Des images stupéfiantes de beauté
La confrontation se concentre autour d’un trio lié par le sang, la vengeance et la mort. L’autorité militaire – celle de sa Majesté – incarnée magistralement par un Ray Winstone tout en puissance se voit opposer à celle des deux bandits, condamnés et frères de sang, dont le destin commun prendra des trajectoires différentes. Au-delà du triangle scénaristique d’un film âpre mélangeant plusieurs thématiques (racisme, inégalités, violence dans les rapports sociaux), Hillcoat interroge le bien fondé d’une logique civilisationnelle dans cet enfer désertique. L’âme humaine n’est ni bonne ni mauvaise, elle évolue au-delà des frontières qui définissent communément la morale pour naviguer vers l’insondable. Le capitaine Stanley en proie aux doutes n’est pas cette brute que laissait présager l’ouverture du film. De même que Charlie Burns (interprété par un Guy Pearce envoûtant) ne peut continuer à légitimer les actes barbares de son frère aîné, Arthur Burns (parfait Danny Huston). Le récit s’efforce d’arpenter les chemins de chaque personnage pour composer une symphonie humaine complexe où la violence des uns répond à l’inaction des autres.
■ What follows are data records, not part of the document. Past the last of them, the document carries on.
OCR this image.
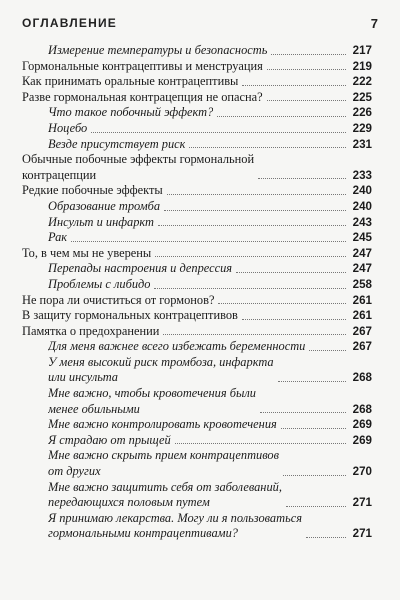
ОГЛАВЛЕНИЕ	7
Измерение температуры и безопасность	217
Гормональные контрацептивы и менструация	219
Как принимать оральные контрацептивы	222
Разве гормональная контрацепция не опасна?	225
Что такое побочный эффект?	226
Ноцебо	229
Везде присутствует риск	231
Обычные побочные эффекты гормональной
контрацепции	233
Редкие побочные эффекты	240
Образование тромба	240
Инсульт и инфаркт	243
Рак	245
То, в чем мы не уверены	247
Перепады настроения и депрессия	247
Проблемы с либидо	258
Не пора ли очиститься от гормонов?	261
В защиту гормональных контрацептивов	261
Памятка о предохранении	267
Для меня важнее всего избежать беременности	267
У меня высокий риск тромбоза, инфаркта
или инсульта	268
Мне важно, чтобы кровотечения были
менее обильными	268
Мне важно контролировать кровотечения	269
Я страдаю от прыщей	269
Мне важно скрыть прием контрацептивов
от других	270
Мне важно защитить себя от заболеваний,
передающихся половым путем	271
Я принимаю лекарства. Могу ли я пользоваться
гормональными контрацептивами?	271
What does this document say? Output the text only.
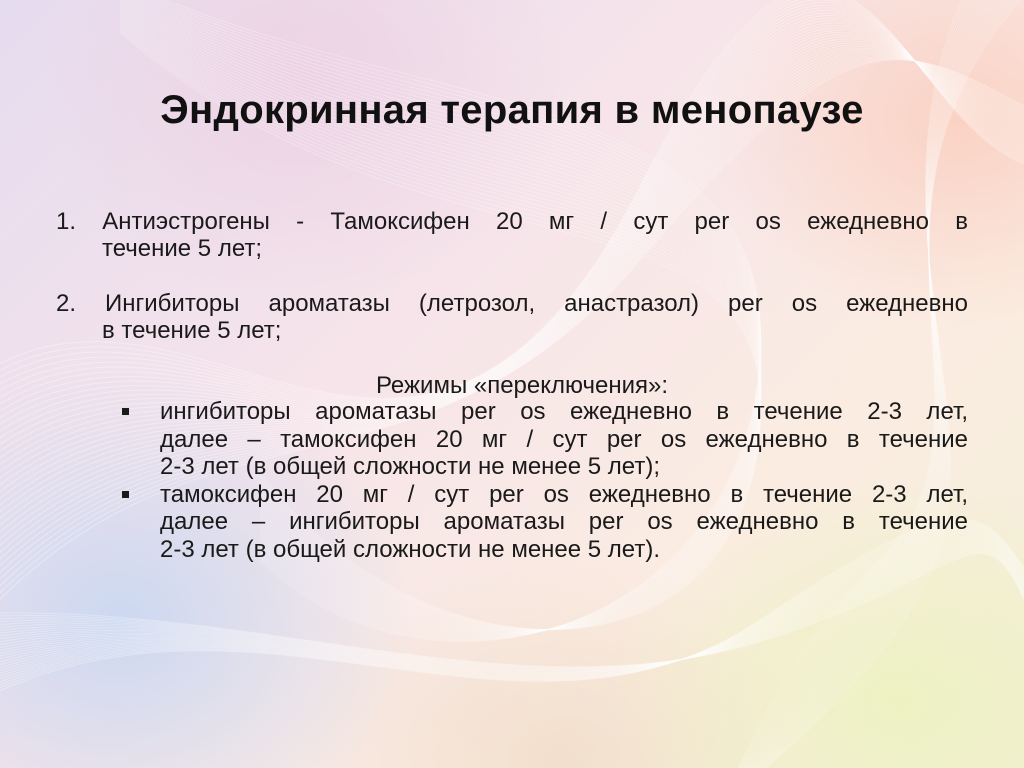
Эндокринная терапия в менопаузе
1. Антиэстрогены - Тамоксифен 20 мг / сут per os ежедневно в
течение 5 лет;
2. Ингибиторы ароматазы (летрозол, анастразол) per os ежедневно
в течение 5 лет;
Режимы «переключения»:
ингибиторы ароматазы per os ежедневно в течение 2-3 лет,
далее – тамоксифен 20 мг / сут per os ежедневно в течение
2-3 лет (в общей сложности не менее 5 лет);
тамоксифен 20 мг / сут per os ежедневно в течение 2-3 лет,
далее – ингибиторы ароматазы per os ежедневно в течение
2-3 лет (в общей сложности не менее 5 лет).
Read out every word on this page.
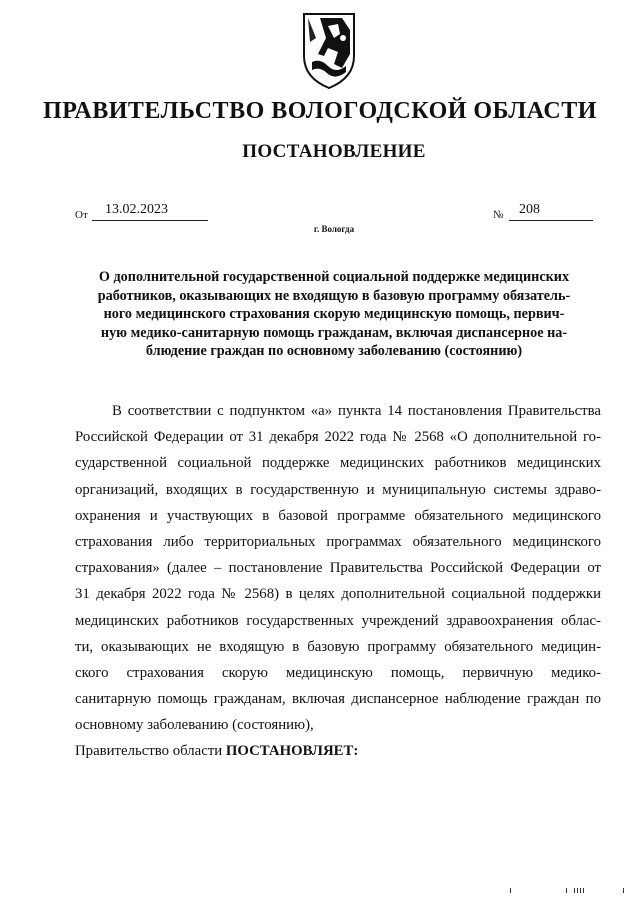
ПРАВИТЕЛЬСТВО ВОЛОГОДСКОЙ ОБЛАСТИ
ПОСТАНОВЛЕНИЕ
От	13.02.2023	№	208
г. Вологда
О дополнительной государственной социальной поддержке медицинских
работников, оказывающих не входящую в базовую программу обязатель-
ного медицинского страхования скорую медицинскую помощь, первич-
ную медико-санитарную помощь гражданам, включая диспансерное на-
блюдение граждан по основному заболеванию (состоянию)
В соответствии с подпунктом «а» пункта 14 постановления Правительства
Российской Федерации от 31 декабря 2022 года № 2568 «О дополнительной го-
сударственной социальной поддержке медицинских работников медицинских
организаций, входящих в государственную и муниципальную системы здраво-
охранения и участвующих в базовой программе обязательного медицинского
страхования либо территориальных программах обязательного медицинского
страхования» (далее – постановление Правительства Российской Федерации от
31 декабря 2022 года № 2568) в целях дополнительной социальной поддержки
медицинских работников государственных учреждений здравоохранения облас-
ти, оказывающих не входящую в базовую программу обязательного медицин-
ского страхования скорую медицинскую помощь, первичную медико-
санитарную помощь гражданам, включая диспансерное наблюдение граждан по
основному заболеванию (состоянию),
Правительство области ПОСТАНОВЛЯЕТ:
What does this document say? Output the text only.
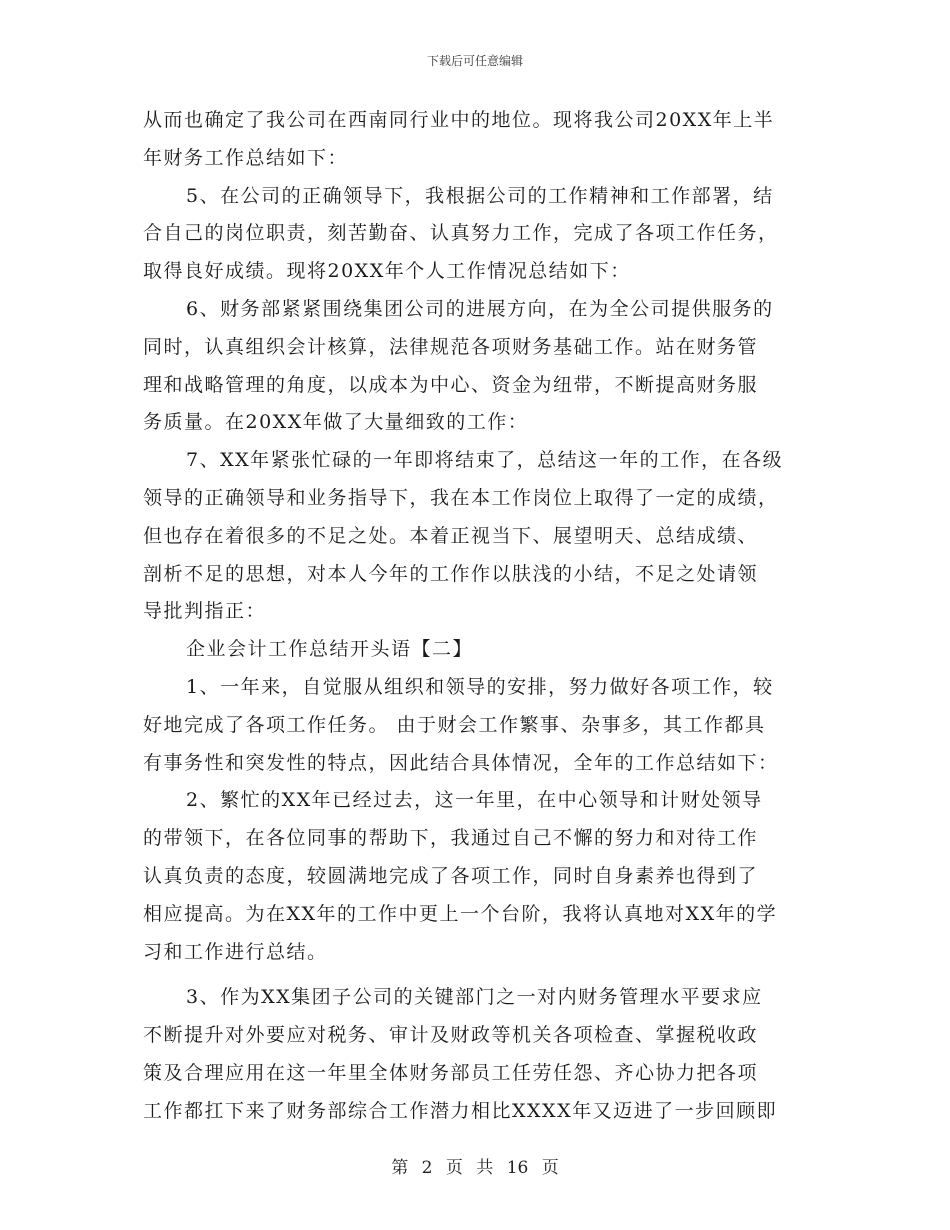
下载后可任意编辑
从而也确定了我公司在西南同行业中的地位。现将我公司20XX年上半
年财务工作总结如下：
5、在公司的正确领导下，我根据公司的工作精神和工作部署，结
合自己的岗位职责，刻苦勤奋、认真努力工作，完成了各项工作任务，
取得良好成绩。现将20XX年个人工作情况总结如下：
6、财务部紧紧围绕集团公司的进展方向，在为全公司提供服务的
同时，认真组织会计核算，法律规范各项财务基础工作。站在财务管
理和战略管理的角度，以成本为中心、资金为纽带，不断提高财务服
务质量。在20XX年做了大量细致的工作：
7、XX年紧张忙碌的一年即将结束了，总结这一年的工作，在各级
领导的正确领导和业务指导下，我在本工作岗位上取得了一定的成绩，
但也存在着很多的不足之处。本着正视当下、展望明天、总结成绩、
剖析不足的思想，对本人今年的工作作以肤浅的小结，不足之处请领
导批判指正：
企业会计工作总结开头语【二】
1、一年来，自觉服从组织和领导的安排，努力做好各项工作，较
好地完成了各项工作任务。 由于财会工作繁事、杂事多，其工作都具
有事务性和突发性的特点，因此结合具体情况，全年的工作总结如下：
2、繁忙的XX年已经过去，这一年里，在中心领导和计财处领导
的带领下，在各位同事的帮助下，我通过自己不懈的努力和对待工作
认真负责的态度，较圆满地完成了各项工作，同时自身素养也得到了
相应提高。为在XX年的工作中更上一个台阶，我将认真地对XX年的学
习和工作进行总结。
3、作为XX集团子公司的关键部门之一对内财务管理水平要求应
不断提升对外要应对税务、审计及财政等机关各项检查、掌握税收政
策及合理应用在这一年里全体财务部员工任劳任怨、齐心协力把各项
工作都扛下来了财务部综合工作潜力相比XXXX年又迈进了一步回顾即
第 2 页 共 16 页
Pour retranscrire une telle atmosphère, louons la puissance de certaines images stupéfiantes de beauté . Elles s’inscrivent dans le cours d’un récit à la chaleur étouffante magnifiant une étendue de terre aride virant continuellement au confinement des sens. L’horizon crépusculaire devient le juge de paix d’un affrontement tout aussi physique que symbolique. La caméra du cinéaste capte ainsi les brisures d’un monde à l’héroïsme tragique dont la morale, bafouée par ceux qui la défende, fait penser au cinéma d’un Sam Pekinpah. La posture presque contemplative de ces antihéros, tous embarqués dans le tourbillon d’une nature belle, sauvage, inégalitaire, ne peut faire oublier la violence quotidienne d’un monde en construction. Malick n’est plus très loin, Pollack non plus. Culture et nature sont indissociables. Par cette imbrication quasi organique, The Proposition se livre tel qu’il est, à savoir un grand western hanté par la place de l’homme sur cette terre.